Traditional efforts to develop a vaccine against HIV have been centered on designing substances that provoke an effective immune response -- either in the form of antibodies to block infection or T cells that attack infected cells. With VIP, protective antibodies are being provided up front.
"VIP has a similar effect to a vaccine, but without ever calling on the immune system to do any of the work," says Alejandro Balazs, lead author of the study and a postdoctoral scholar in Baltimore's lab. "Normally, you put an antigen or killed bacteria or something into the body, and the immune system figures out how to make an antibody against it. We've taken that whole part out of the equation."
Because mice are not sensitive to HIV, the researchers used specialized mice carrying human immune cells that are able to grow HIV. They utilized an adeno-associated virus (AAV) -- a small, harmless virus that has been useful in gene-therapy trials -- as a carrier to deliver genes that are able to specify antibody production. The AAV was injected into the leg muscle of mice, and the muscle cells then put broadly neutralizing antibodies into the animals' circulatory systems. After just a single AAV injection, the mice produced high concentrations of these antibodies for the rest of their lives, as shown by intermittent sampling of their blood. Remarkably, these antibodies protected the mice from infection when the researchers exposed them to HIV intravenously.
The team points out that the leap from mice to humans is large -- the fact that the approach works in mice does not necessarily mean it will be successful in humans. Still, the researchers believe that the large amounts of antibodies that the mice were able to produce -- coupled with the finding that a relatively small amount of antibody has proved protective in the mice -- may translate into human protection against HIV infection.
"We're not promising that we've actually solved the human problem," says Baltimore. "But the evidence for prevention in these mice is very clear."
The paper also notes that in the mouse model, VIP worked even in the face of increased exposure to HIV. To test the efficacy of the antibody, the researchers started with a virus dose of one nanogram, which was enough to infect the majority of the mice who received it.

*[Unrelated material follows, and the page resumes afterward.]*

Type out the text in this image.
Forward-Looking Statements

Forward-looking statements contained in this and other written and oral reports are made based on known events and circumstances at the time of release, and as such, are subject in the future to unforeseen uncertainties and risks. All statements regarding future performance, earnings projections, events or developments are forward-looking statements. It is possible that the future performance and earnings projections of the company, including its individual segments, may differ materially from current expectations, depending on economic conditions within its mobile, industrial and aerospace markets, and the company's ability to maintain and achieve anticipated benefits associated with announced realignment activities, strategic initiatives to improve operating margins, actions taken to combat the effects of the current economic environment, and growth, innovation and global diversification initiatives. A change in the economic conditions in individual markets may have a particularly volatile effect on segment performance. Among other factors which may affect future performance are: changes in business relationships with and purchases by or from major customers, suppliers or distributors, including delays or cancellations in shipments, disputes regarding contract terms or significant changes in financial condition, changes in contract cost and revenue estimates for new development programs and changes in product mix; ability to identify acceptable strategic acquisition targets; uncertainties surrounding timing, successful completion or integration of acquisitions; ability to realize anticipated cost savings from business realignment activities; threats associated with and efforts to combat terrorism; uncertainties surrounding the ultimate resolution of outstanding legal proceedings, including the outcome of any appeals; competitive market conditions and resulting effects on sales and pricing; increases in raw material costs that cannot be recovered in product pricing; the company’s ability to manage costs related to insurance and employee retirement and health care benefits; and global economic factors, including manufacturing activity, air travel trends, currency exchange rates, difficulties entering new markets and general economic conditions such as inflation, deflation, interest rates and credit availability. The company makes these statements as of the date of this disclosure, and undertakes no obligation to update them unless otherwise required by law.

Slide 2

When they saw that the mice given VIP could withstand that dose, they continued to bump it up until they were challenging them with 125 nanograms of virus.

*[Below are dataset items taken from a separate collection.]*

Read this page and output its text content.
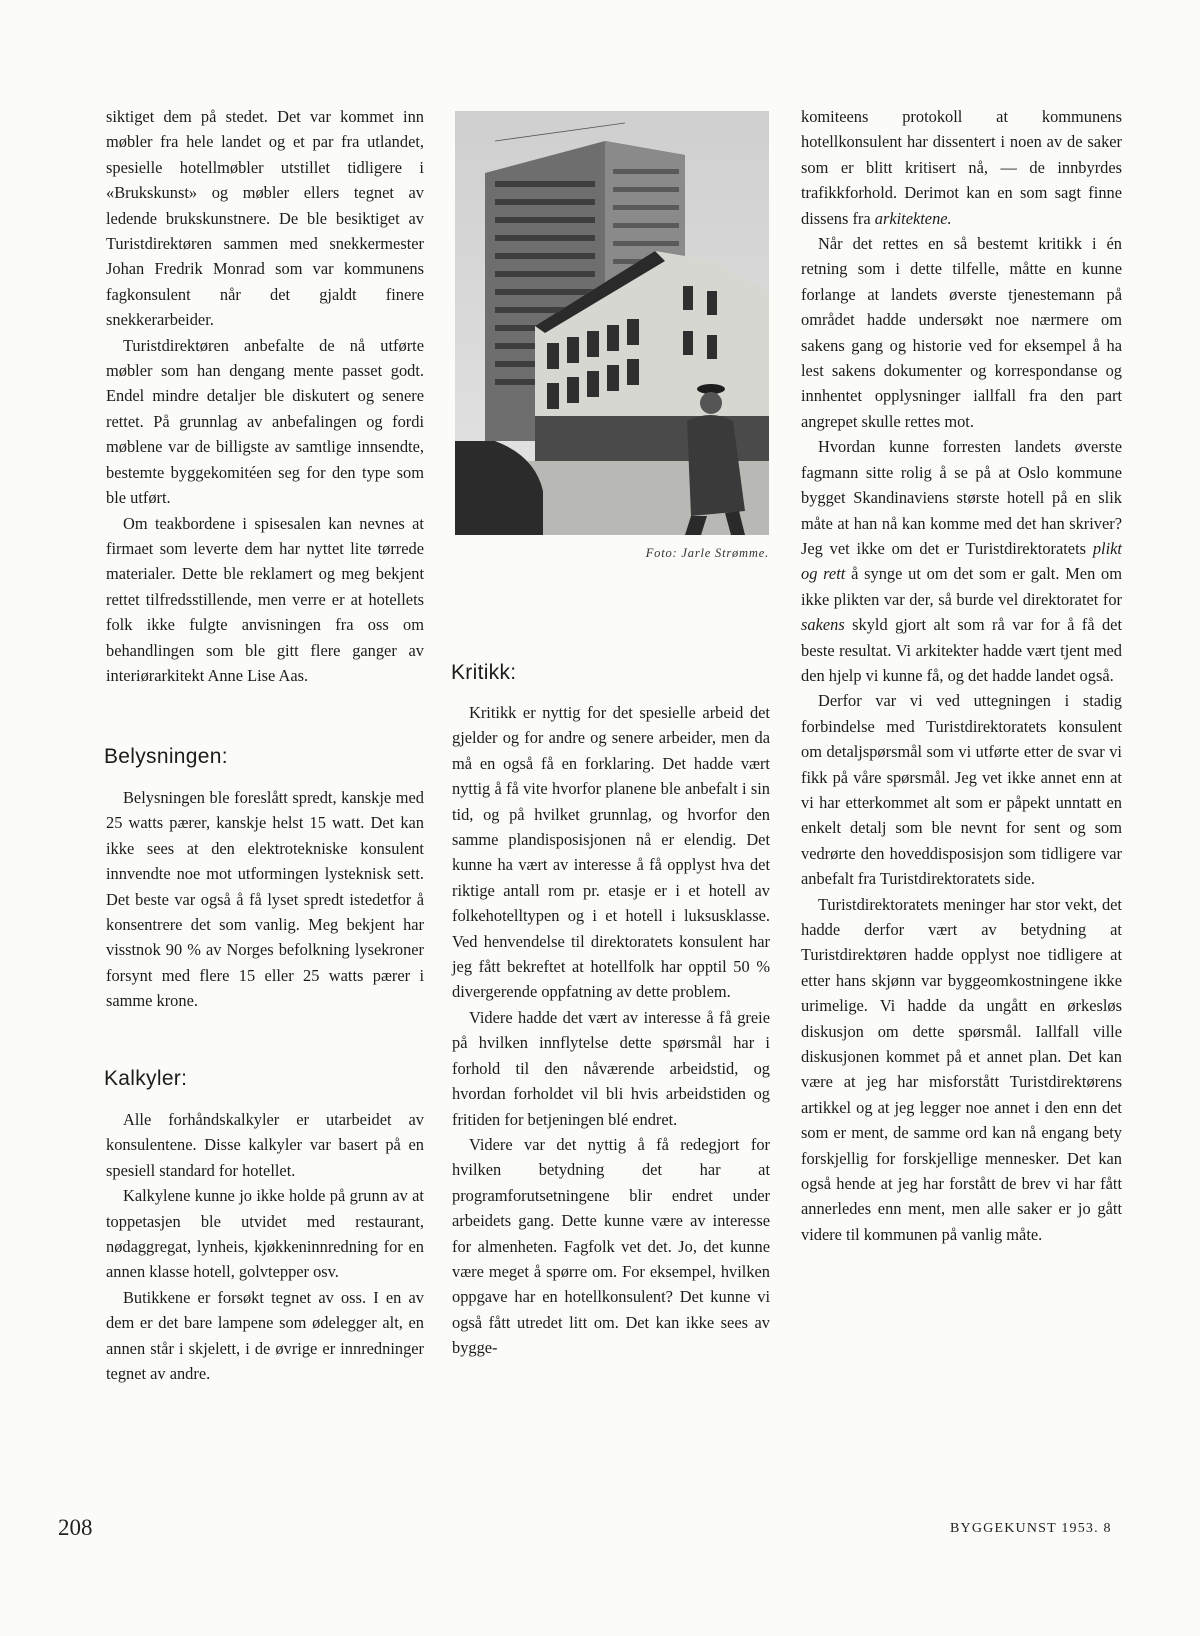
siktiget dem på stedet. Det var kommet inn møbler fra hele landet og et par fra utlandet, spesielle hotellmøbler utstillet tidligere i «Brukskunst» og møbler ellers tegnet av ledende brukskunstnere. De ble besiktiget av Turistdirektøren sammen med snekkermester Johan Fredrik Monrad som var kommunens fagkonsulent når det gjaldt finere snekkerarbeider.

Turistdirektøren anbefalte de nå utførte møbler som han dengang mente passet godt. Endel mindre detaljer ble diskutert og senere rettet. På grunnlag av anbefalingen og fordi møblene var de billigste av samtlige innsendte, bestemte byggekomitéen seg for den type som ble utført.

Om teakbordene i spisesalen kan nevnes at firmaet som leverte dem har nyttet lite tørrede materialer. Dette ble reklamert og meg bekjent rettet tilfredsstillende, men verre er at hotellets folk ikke fulgte anvisningen fra oss om behandlingen som ble gitt flere ganger av interiørarkitekt Anne Lise Aas.

Belysningen:

Belysningen ble foreslått spredt, kanskje med 25 watts pærer, kanskje helst 15 watt. Det kan ikke sees at den elektrotekniske konsulent innvendte noe mot utformingen lysteknisk sett. Det beste var også å få lyset spredt istedetfor å konsentrere det som vanlig. Meg bekjent har visstnok 90 % av Norges befolkning lysekroner forsynt med flere 15 eller 25 watts pærer i samme krone.

Kalkyler:

Alle forhåndskalkyler er utarbeidet av konsulentene. Disse kalkyler var basert på en spesiell standard for hotellet.

Kalkylene kunne jo ikke holde på grunn av at toppetasjen ble utvidet med restaurant, nødaggregat, lynheis, kjøkkeninnredning for en annen klasse hotell, golvtepper osv.

Butikkene er forsøkt tegnet av oss. I en av dem er det bare lampene som ødelegger alt, en annen står i skjelett, i de øvrige er innredninger tegnet av andre.

Foto: Jarle Strømme.
Kritikk:

Kritikk er nyttig for det spesielle arbeid det gjelder og for andre og senere arbeider, men da må en også få en forklaring. Det hadde vært nyttig å få vite hvorfor planene ble anbefalt i sin tid, og på hvilket grunnlag, og hvorfor den samme plandisposisjonen nå er elendig. Det kunne ha vært av interesse å få opplyst hva det riktige antall rom pr. etasje er i et hotell av folkehotelltypen og i et hotell i luksusklasse. Ved henvendelse til direktoratets konsulent har jeg fått bekreftet at hotellfolk har opptil 50 % divergerende oppfatning av dette problem.

Videre hadde det vært av interesse å få greie på hvilken innflytelse dette spørsmål har i forhold til den nåværende arbeidstid, og hvordan forholdet vil bli hvis arbeidstiden og fritiden for betjeningen blé endret.

Videre var det nyttig å få redegjort for hvilken betydning det har at programforutsetningene blir endret under arbeidets gang. Dette kunne være av interesse for almenheten. Fagfolk vet det. Jo, det kunne være meget å spørre om. For eksempel, hvilken oppgave har en hotellkonsulent? Det kunne vi også fått utredet litt om. Det kan ikke sees av bygge-

komiteens protokoll at kommunens hotellkonsulent har dissentert i noen av de saker som er blitt kritisert nå, — de innbyrdes trafikkforhold. Derimot kan en som sagt finne dissens fra arkitektene.

Når det rettes en så bestemt kritikk i én retning som i dette tilfelle, måtte en kunne forlange at landets øverste tjenestemann på området hadde undersøkt noe nærmere om sakens gang og historie ved for eksempel å ha lest sakens dokumenter og korrespondanse og innhentet opplysninger iallfall fra den part angrepet skulle rettes mot.

Hvordan kunne forresten landets øverste fagmann sitte rolig å se på at Oslo kommune bygget Skandinaviens største hotell på en slik måte at han nå kan komme med det han skriver? Jeg vet ikke om det er Turistdirektoratets plikt og rett å synge ut om det som er galt. Men om ikke plikten var der, så burde vel direktoratet for sakens skyld gjort alt som rå var for å få det beste resultat. Vi arkitekter hadde vært tjent med den hjelp vi kunne få, og det hadde landet også.

Derfor var vi ved uttegningen i stadig forbindelse med Turistdirektoratets konsulent om detaljspørsmål som vi utførte etter de svar vi fikk på våre spørsmål. Jeg vet ikke annet enn at vi har etterkommet alt som er påpekt unntatt en enkelt detalj som ble nevnt for sent og som vedrørte den hoveddisposisjon som tidligere var anbefalt fra Turistdirektoratets side.

Turistdirektoratets meninger har stor vekt, det hadde derfor vært av betydning at Turistdirektøren hadde opplyst noe tidligere at etter hans skjønn var byggeomkostningene ikke urimelige. Vi hadde da ungått en ørkesløs diskusjon om dette spørsmål. Iallfall ville diskusjonen kommet på et annet plan. Det kan være at jeg har misforstått Turistdirektørens artikkel og at jeg legger noe annet i den enn det som er ment, de samme ord kan nå engang bety forskjellig for forskjellige mennesker. Det kan også hende at jeg har forstått de brev vi har fått annerledes enn ment, men alle saker er jo gått videre til kommunen på vanlig måte.

208	BYGGEKUNST 1953. 8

"We expected that at some dose, the antibodies would fail to protect the mice, but it never did -- even when we gave mice 100 times more HIV than would be needed to infect 7 out of 8 mice," says Balazs. "All of the exposures in this work were significantly larger than a human being would be likely to encounter."
He points out that this outcome likely had more to do with the properties of the antibody that was tested than the method, but adds that VIP is what enabled the large amount of this powerful antibody to circulate through the mice and fight the virus. Furthermore, VIP is a platform technique, meaning that as more potent neutralizing antibodies are isolated or developed for HIV or other infectious organisms, they can also be delivered using this method.

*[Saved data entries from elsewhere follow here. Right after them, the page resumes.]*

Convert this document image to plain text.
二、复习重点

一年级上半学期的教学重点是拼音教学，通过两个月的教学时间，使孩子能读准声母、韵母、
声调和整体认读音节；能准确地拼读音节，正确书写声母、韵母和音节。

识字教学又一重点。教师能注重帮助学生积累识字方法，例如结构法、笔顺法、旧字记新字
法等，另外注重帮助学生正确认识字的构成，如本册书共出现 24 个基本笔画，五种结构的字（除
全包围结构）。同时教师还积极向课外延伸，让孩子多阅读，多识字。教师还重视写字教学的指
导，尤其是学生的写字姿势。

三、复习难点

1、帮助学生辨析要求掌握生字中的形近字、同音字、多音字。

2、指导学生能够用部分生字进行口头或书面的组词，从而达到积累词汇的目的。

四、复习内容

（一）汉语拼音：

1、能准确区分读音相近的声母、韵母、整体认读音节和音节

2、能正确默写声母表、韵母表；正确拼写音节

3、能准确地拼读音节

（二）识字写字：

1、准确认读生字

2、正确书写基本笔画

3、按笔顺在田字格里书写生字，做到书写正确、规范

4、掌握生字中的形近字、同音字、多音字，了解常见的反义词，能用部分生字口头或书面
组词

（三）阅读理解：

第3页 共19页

"If humans are like mice, then we have devised a way to protect against the transmission of HIV from person to person," says Baltimore. "But that is a huge if, and so the next step is to try to find out whether humans behave like mice."
He says the team is currently in the process of developing a plan to test their method in human clinical trials. The initial tests will ask whether the AAV vector can program the muscle of humans to make levels of antibody that would be expected to be protective against HIV.
"In typical vaccine studies, those inoculated usually mount an immune response -- you just don't know if it's going to work to fight the virus," explains Balazs. "In this case, because we already know that the antibodies work, my opinion is that if we can induce production of sufficient antibody in people, then the odds that VIP will be successful are actually pretty high."
The study, "Antibody-based Protection Against HIV Infection by Vectored ImmunoProphylaxis," was funded by the Bill and Melinda Gates Foundation, the National Institutes of Health, and the Caltech-UCLA Joint Center for Translational Medicine. Caltech biology researchers Joyce Chen, Christin M. Hong, and Lili Yang also contributed to the paper, as well as Dinesh Rao, a hematologist from the University of California, Los Angeles.